August 23, 2017 —The haunting and allusive “Marjorie Prime” is a sci-fi film set in the near future but its emotional resonance is bracingly immediate. Based on the 2014 play of the same name by Jordan Harrison, and written and directed by Michael Almereyda, it is, in the largest sense, a movie about memory.
We first meet Marjorie (Lois Smith), an 86-year old widow touched by dementia, as she speaks with Walter (Jon Hamm) in the comfort of her cozy beige beach house living room. She welcomes his presence but seems slightly uneasy. “I feel like I have to entertain,” she says to him, and it soon becomes clear that Walter is, in fact, a highly realistic hologram of her husband, who died 15 years earlier.
He has been selected to look like Walter at his best mid-40s handsomeness and was provided to Marjorie by her skeptical daughter Tess (Geena Davis), who thinks the whole idea is creepy, and her much more enthusiastic son-in-law Jon (Tim Robbins), who recognizes Marjorie’s need for comforting companionship, however abstract.
Walter is a Prime, which means, as a hologram, he receives information about Marjorie from the bits of information filtered through their conversations, or from his background sessions with Jon, who attempts to fill in much of her past. The poignancy of the Marjorie-Walter interactions is that Marjorie both believes and disbelieves that this man, whose soothingness is slightly robotic, is her husband.
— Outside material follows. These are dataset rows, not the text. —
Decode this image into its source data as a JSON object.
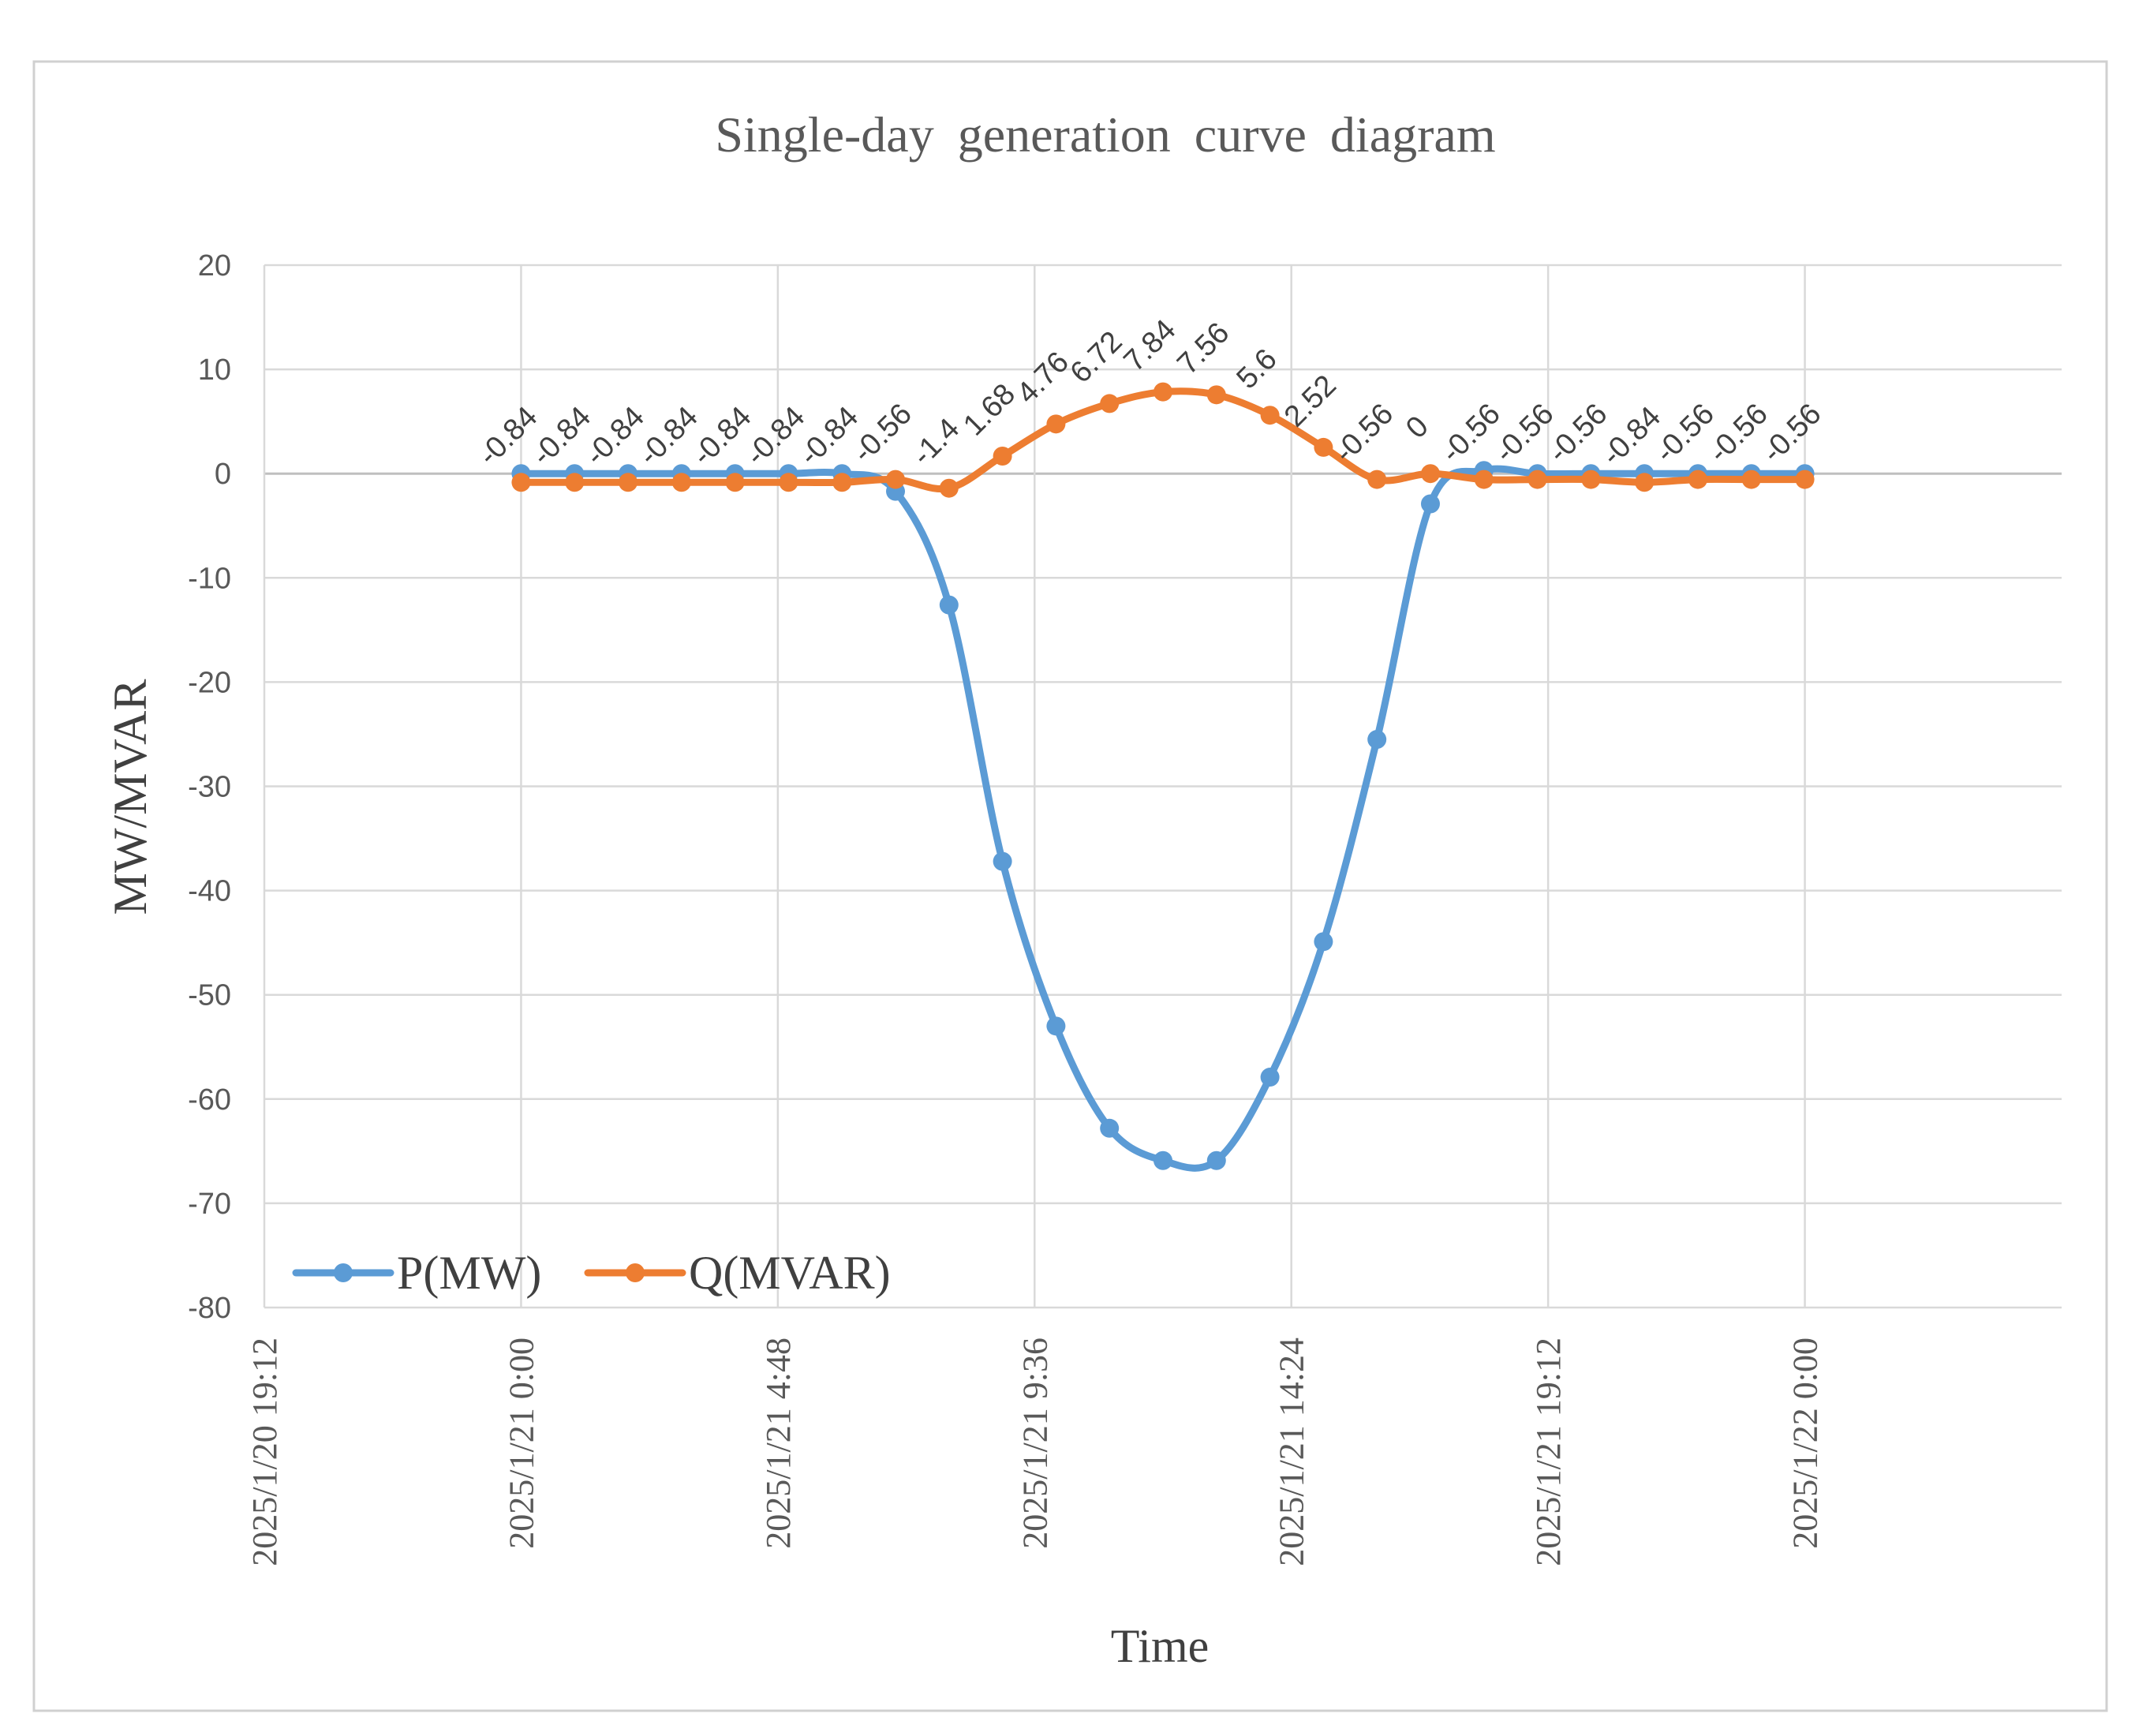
{
  "chart_data": {
    "type": "line",
    "title": "Single-day  generation  curve  diagram",
    "xlabel": "Time",
    "ylabel": "MW/MVAR",
    "ylim": [
      -80,
      20
    ],
    "y_ticks": [
      "20",
      "10",
      "0",
      "-10",
      "-20",
      "-30",
      "-40",
      "-50",
      "-60",
      "-70",
      "-80"
    ],
    "x_ticks": [
      "2025/1/20 19:12",
      "2025/1/21 0:00",
      "2025/1/21 4:48",
      "2025/1/21 9:36",
      "2025/1/21 14:24",
      "2025/1/21 19:12",
      "2025/1/22 0:00"
    ],
    "x_tick_hours": [
      -4.8,
      0,
      4.8,
      9.6,
      14.4,
      19.2,
      24
    ],
    "xlim_hours": [
      -4.8,
      28.8
    ],
    "x_hours": [
      0,
      1,
      2,
      3,
      4,
      5,
      6,
      7,
      8,
      9,
      10,
      11,
      12,
      13,
      14,
      15,
      16,
      17,
      18,
      19,
      20,
      21,
      22,
      23,
      24
    ],
    "series": [
      {
        "name": "P(MW)",
        "color": "#5B9BD5",
        "values": [
          0,
          0,
          0,
          0,
          0,
          0,
          0,
          -1.7,
          -12.6,
          -37.2,
          -53.0,
          -62.8,
          -65.9,
          -65.9,
          -57.9,
          -44.9,
          -25.5,
          -2.9,
          0.3,
          0,
          0,
          0,
          0,
          0,
          0
        ]
      },
      {
        "name": "Q(MVAR)",
        "color": "#ED7D31",
        "values": [
          -0.84,
          -0.84,
          -0.84,
          -0.84,
          -0.84,
          -0.84,
          -0.84,
          -0.56,
          -1.4,
          1.68,
          4.76,
          6.72,
          7.84,
          7.56,
          5.6,
          2.52,
          -0.56,
          0,
          -0.56,
          -0.56,
          -0.56,
          -0.84,
          -0.56,
          -0.56,
          -0.56
        ],
        "labels": [
          "-0.84",
          "-0.84",
          "-0.84",
          "-0.84",
          "-0.84",
          "-0.84",
          "-0.84",
          "-0.56",
          "-1.4",
          "1.68",
          "4.76",
          "6.72",
          "7.84",
          "7.56",
          "5.6",
          "2.52",
          "-0.56",
          "0",
          "-0.56",
          "-0.56",
          "-0.56",
          "-0.84",
          "-0.56",
          "-0.56",
          "-0.56"
        ]
      }
    ],
    "grid": true,
    "legend_position": "bottom-left"
  }
}
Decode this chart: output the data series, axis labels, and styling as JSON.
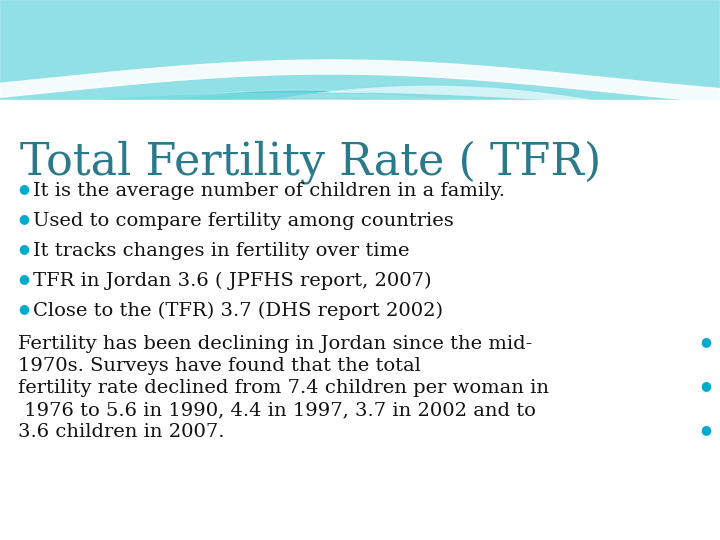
{
  "title": "Total Fertility Rate ( TFR)",
  "title_color": "#2B7A8C",
  "title_fontsize": 32,
  "bullet_points": [
    "It is the average number of children in a family.",
    "Used to compare fertility among countries",
    "It tracks changes in fertility over time",
    "TFR in Jordan 3.6 ( JPFHS report, 2007)",
    "Close to the (TFR) 3.7 (DHS report 2002)"
  ],
  "bullet_color": "#00AACC",
  "bullet_text_color": "#111111",
  "bullet_fontsize": 14,
  "para_line1": "Fertility has been declining in Jordan since the mid-",
  "para_line2": "1970s. Surveys have found that the total",
  "para_line3": "fertility rate declined from 7.4 children per woman in",
  "para_line4": " 1976 to 5.6 in 1990, 4.4 in 1997, 3.7 in 2002 and to",
  "para_line5": "3.6 children in 2007.",
  "paragraph_fontsize": 14,
  "paragraph_color": "#111111",
  "bg_color": "#ffffff",
  "wave_teal_dark": "#3CC8D0",
  "wave_teal_mid": "#7ED8E0",
  "wave_teal_light": "#B8ECF0",
  "wave_white": "#ffffff"
}
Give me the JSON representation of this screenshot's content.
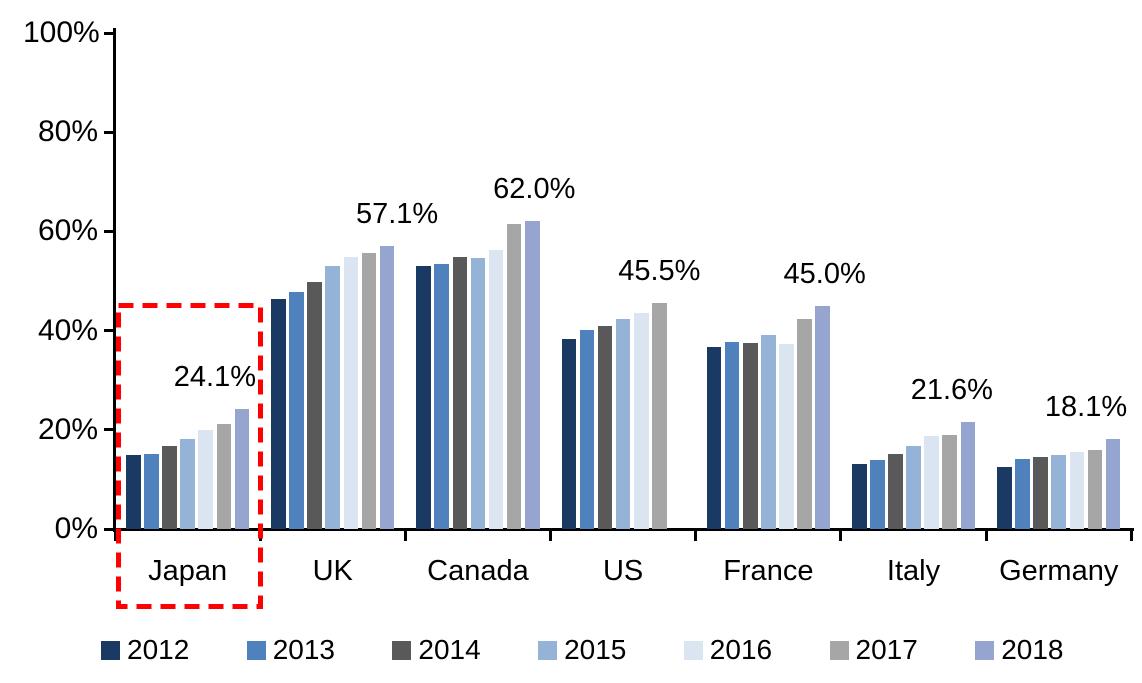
{
  "chart_data": {
    "type": "bar",
    "title": "",
    "xlabel": "",
    "ylabel": "",
    "categories": [
      "Japan",
      "UK",
      "Canada",
      "US",
      "France",
      "Italy",
      "Germany"
    ],
    "series": [
      {
        "name": "2012",
        "color": "#1A3A63",
        "values": [
          14.9,
          46.4,
          53.0,
          38.3,
          36.6,
          13.1,
          12.4
        ]
      },
      {
        "name": "2013",
        "color": "#4F81BD",
        "values": [
          15.2,
          47.8,
          53.4,
          40.1,
          37.7,
          14.0,
          14.1
        ]
      },
      {
        "name": "2014",
        "color": "#595959",
        "values": [
          16.8,
          49.8,
          54.9,
          41.0,
          37.6,
          15.1,
          14.5
        ]
      },
      {
        "name": "2015",
        "color": "#95B3D7",
        "values": [
          18.2,
          53.1,
          54.7,
          42.3,
          39.2,
          16.7,
          14.9
        ]
      },
      {
        "name": "2016",
        "color": "#DBE5F1",
        "values": [
          19.9,
          54.8,
          56.2,
          43.6,
          37.2,
          18.8,
          15.6
        ]
      },
      {
        "name": "2017",
        "color": "#A6A6A6",
        "values": [
          21.1,
          55.7,
          61.4,
          45.5,
          42.4,
          19.0,
          15.9
        ]
      },
      {
        "name": "2018",
        "color": "#95A5CF",
        "values": [
          24.1,
          57.1,
          62.0,
          null,
          45.0,
          21.6,
          18.1
        ]
      }
    ],
    "data_labels": [
      "24.1%",
      "57.1%",
      "62.0%",
      "45.5%",
      "45.0%",
      "21.6%",
      "18.1%"
    ],
    "y_axis": {
      "min": 0,
      "max": 100,
      "unit": "%",
      "tick_step": 20,
      "tick_labels": [
        "0%",
        "20%",
        "40%",
        "60%",
        "80%",
        "100%"
      ],
      "grid": false
    },
    "legend": {
      "position": "bottom",
      "items": [
        "2012",
        "2013",
        "2014",
        "2015",
        "2016",
        "2017",
        "2018"
      ]
    },
    "highlight": {
      "category": "Japan",
      "style": "dashed-rectangle",
      "color": "#FF0000"
    },
    "axis_color": "#000000",
    "background_color": "#FFFFFF"
  }
}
Gestures or responses from him that don’t exactly evoke Walter are met by Marjorie with a befuddled agitation.
She is reminded by Walter of a romantic date watching “My Best Friend’s Wedding,” and she sweetens the memory by asking, “What if we went to see ‘Casablanca’ instead?” And so this becomes their new reminiscence, their new reality. What transpires between them in these sessions is like a fantasia of how we alter our memories to fit our desires. After a while, Walter, in his hesitancies and proclivity to please, seems as complexly human as anybody else in the movie.